De qualquer maneira, suspeito que a reacção à crise ou, se
quiserem, à "política de austeridade", irá prevalecer por Portugal
inteiro, como os próprios candidatos do PSD não ignoram. Ora a legitimidade de
2011 é o último refúgio do Governo; e ninguém ignora, como Passos Coelho por aí
preveniu, que uma derrota no próximo domingo não implica a sua demissão.
Constitucionalmente de facto não implica. Mas não por acaso Balsemão acabou com
um pequeno desastre autárquico e Guterres se demitiu, resmungando furioso sobre
o "pântano" da política portuguesa. Se a coligação que nos pastoreia
perder claramente em votos (não interessam as câmaras, nem as grandes cidades),
perderá o resto da legitimidade que lhe sobra e ficará tão esvaída e fraca que
não voltará a poder impor nada a ninguém, por muito que chore e que se esforce.

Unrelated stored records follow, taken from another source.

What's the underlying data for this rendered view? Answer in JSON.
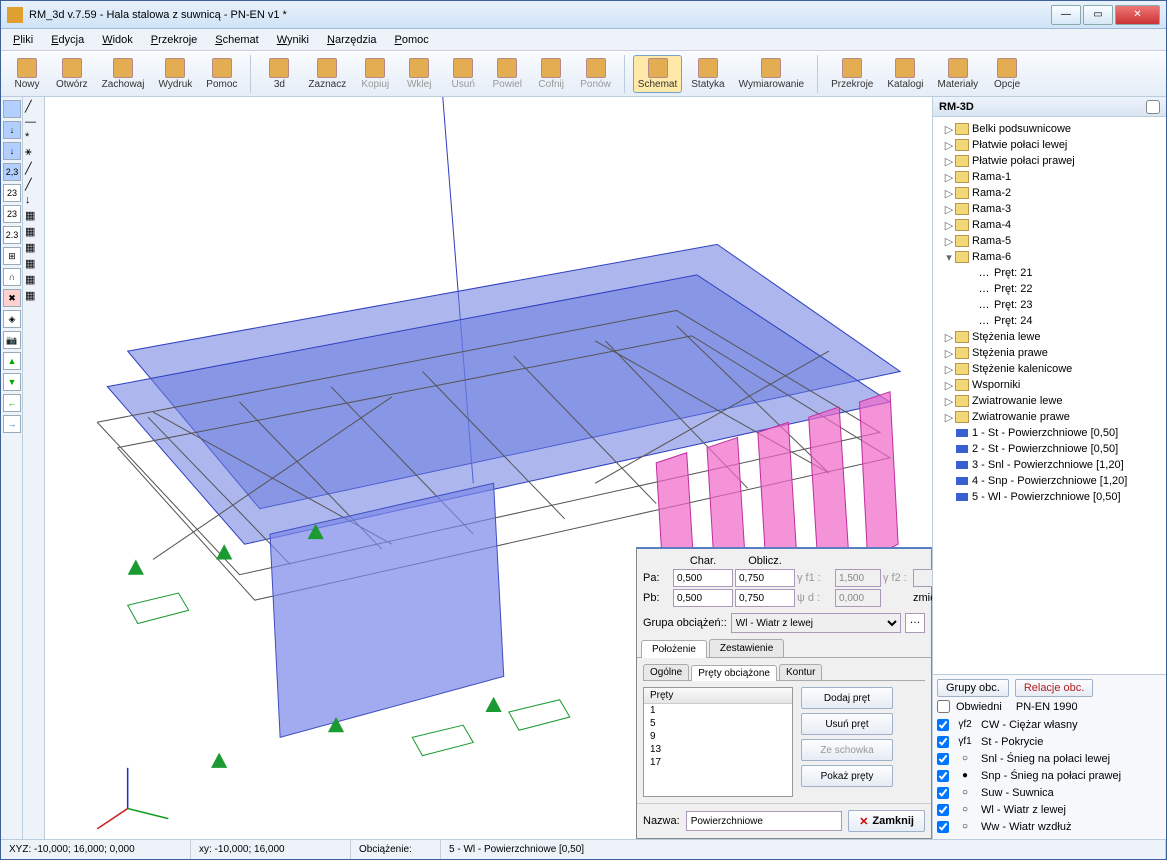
{
  "title": "RM_3d v.7.59 - Hala stalowa z suwnicą - PN-EN v1 *",
  "menu": [
    "Pliki",
    "Edycja",
    "Widok",
    "Przekroje",
    "Schemat",
    "Wyniki",
    "Narzędzia",
    "Pomoc"
  ],
  "toolbar": [
    {
      "label": "Nowy"
    },
    {
      "label": "Otwórz"
    },
    {
      "label": "Zachowaj"
    },
    {
      "label": "Wydruk"
    },
    {
      "label": "Pomoc"
    },
    {
      "sep": true
    },
    {
      "label": "3d"
    },
    {
      "label": "Zaznacz"
    },
    {
      "label": "Kopiuj",
      "dis": true
    },
    {
      "label": "Wklej",
      "dis": true
    },
    {
      "label": "Usuń",
      "dis": true
    },
    {
      "label": "Powiel",
      "dis": true
    },
    {
      "label": "Cofnij",
      "dis": true
    },
    {
      "label": "Ponów",
      "dis": true
    },
    {
      "sep": true
    },
    {
      "label": "Schemat",
      "active": true
    },
    {
      "label": "Statyka"
    },
    {
      "label": "Wymiarowanie"
    },
    {
      "sep": true
    },
    {
      "label": "Przekroje"
    },
    {
      "label": "Katalogi"
    },
    {
      "label": "Materiały"
    },
    {
      "label": "Opcje"
    }
  ],
  "rp_title": "RM-3D",
  "tree": [
    {
      "l": 1,
      "exp": "▷",
      "t": "Belki podsuwnicowe",
      "f": true
    },
    {
      "l": 1,
      "exp": "▷",
      "t": "Płatwie połaci lewej",
      "f": true
    },
    {
      "l": 1,
      "exp": "▷",
      "t": "Płatwie połaci prawej",
      "f": true
    },
    {
      "l": 1,
      "exp": "▷",
      "t": "Rama-1",
      "f": true
    },
    {
      "l": 1,
      "exp": "▷",
      "t": "Rama-2",
      "f": true
    },
    {
      "l": 1,
      "exp": "▷",
      "t": "Rama-3",
      "f": true
    },
    {
      "l": 1,
      "exp": "▷",
      "t": "Rama-4",
      "f": true
    },
    {
      "l": 1,
      "exp": "▷",
      "t": "Rama-5",
      "f": true
    },
    {
      "l": 1,
      "exp": "▾",
      "t": "Rama-6",
      "f": true
    },
    {
      "l": 2,
      "t": "Pręt: 21"
    },
    {
      "l": 2,
      "t": "Pręt: 22"
    },
    {
      "l": 2,
      "t": "Pręt: 23"
    },
    {
      "l": 2,
      "t": "Pręt: 24"
    },
    {
      "l": 1,
      "exp": "▷",
      "t": "Stężenia lewe",
      "f": true
    },
    {
      "l": 1,
      "exp": "▷",
      "t": "Stężenia prawe",
      "f": true
    },
    {
      "l": 1,
      "exp": "▷",
      "t": "Stężenie kalenicowe",
      "f": true
    },
    {
      "l": 1,
      "exp": "▷",
      "t": "Wsporniki",
      "f": true
    },
    {
      "l": 1,
      "exp": "▷",
      "t": "Zwiatrowanie lewe",
      "f": true
    },
    {
      "l": 1,
      "exp": "▷",
      "t": "Zwiatrowanie prawe",
      "f": true
    },
    {
      "l": 1,
      "b": true,
      "t": "1 - St - Powierzchniowe [0,50]"
    },
    {
      "l": 1,
      "b": true,
      "t": "2 - St - Powierzchniowe [0,50]"
    },
    {
      "l": 1,
      "b": true,
      "t": "3 - Snl - Powierzchniowe [1,20]"
    },
    {
      "l": 1,
      "b": true,
      "t": "4 - Snp - Powierzchniowe [1,20]"
    },
    {
      "l": 1,
      "b": true,
      "t": "5 - Wl - Powierzchniowe [0,50]"
    }
  ],
  "groups_btn": "Grupy obc.",
  "rel_btn": "Relacje obc.",
  "obw_label": "Obwiedni",
  "norm_label": "PN-EN 1990",
  "load_cases": [
    {
      "chk": true,
      "sym": "γf2",
      "t": "CW - Ciężar własny"
    },
    {
      "chk": true,
      "sym": "γf1",
      "t": "St - Pokrycie"
    },
    {
      "chk": true,
      "sym": "○",
      "t": "Snl - Śnieg na połaci lewej"
    },
    {
      "chk": true,
      "sym": "●",
      "t": "Snp - Śnieg na połaci prawej"
    },
    {
      "chk": true,
      "sym": "○",
      "t": "Suw - Suwnica"
    },
    {
      "chk": true,
      "sym": "○",
      "t": "Wl - Wiatr z lewej"
    },
    {
      "chk": true,
      "sym": "○",
      "t": "Ww - Wiatr wzdłuż"
    }
  ],
  "load_panel": {
    "char": "Char.",
    "oblicz": "Oblicz.",
    "pa": "Pa:",
    "pa_c": "0,500",
    "pa_o": "0,750",
    "gf1": "γ f1 :",
    "gf1v": "1,500",
    "gf2": "γ f2 :",
    "pb": "Pb:",
    "pb_c": "0,500",
    "pb_o": "0,750",
    "psid": "ψ d :",
    "psidv": "0,000",
    "zm": "zmienne",
    "grupa": "Grupa obciążeń::",
    "grupa_sel": "Wl - Wiatr z lewej",
    "tabs": [
      "Położenie",
      "Zestawienie"
    ],
    "subtabs": [
      "Ogólne",
      "Pręty obciążone",
      "Kontur"
    ],
    "th": "Pręty",
    "rows": [
      "1",
      "5",
      "9",
      "13",
      "17"
    ],
    "btns": [
      "Dodaj pręt",
      "Usuń pręt",
      "Ze schowka",
      "Pokaż pręty"
    ],
    "nazwa": "Nazwa:",
    "nazwa_v": "Powierzchniowe",
    "close": "Zamknij"
  },
  "status": {
    "xyz": "XYZ: -10,000; 16,000; 0,000",
    "xy": "xy: -10,000; 16,000",
    "obc": "Obciążenie:",
    "case": "5 - Wl - Powierzchniowe [0,50]"
  }
}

A qualquer gesto do Governo, a resposta será sempre a que
ele já não tem a legitimidade de 2011 e que a maioria parlamentar em que se
apoia já vale muito pouco perante a desautorização do eleitorado. A guerra com
o Tribunal Constitucional e com o PS não passam de guerras de palavreado. Uma
guerra com o país, fortalecido pela consciência da fragilidade do CDS e do PSD,
promete uma agitação constante e um obstáculo real às miríficas reformas que a
troika exige. Os comentadores não gostaram que na campanha não se discutissem
as "questões locais", que interessavam à população local. Erro deles.
Nenhuma parte da população está interessada em "questões" locais. Na
campanha, por detrás das ridículas cerimónias do costume, pairava
infalivelmente o espectro da "crise". E esse espectro decidirá tudo.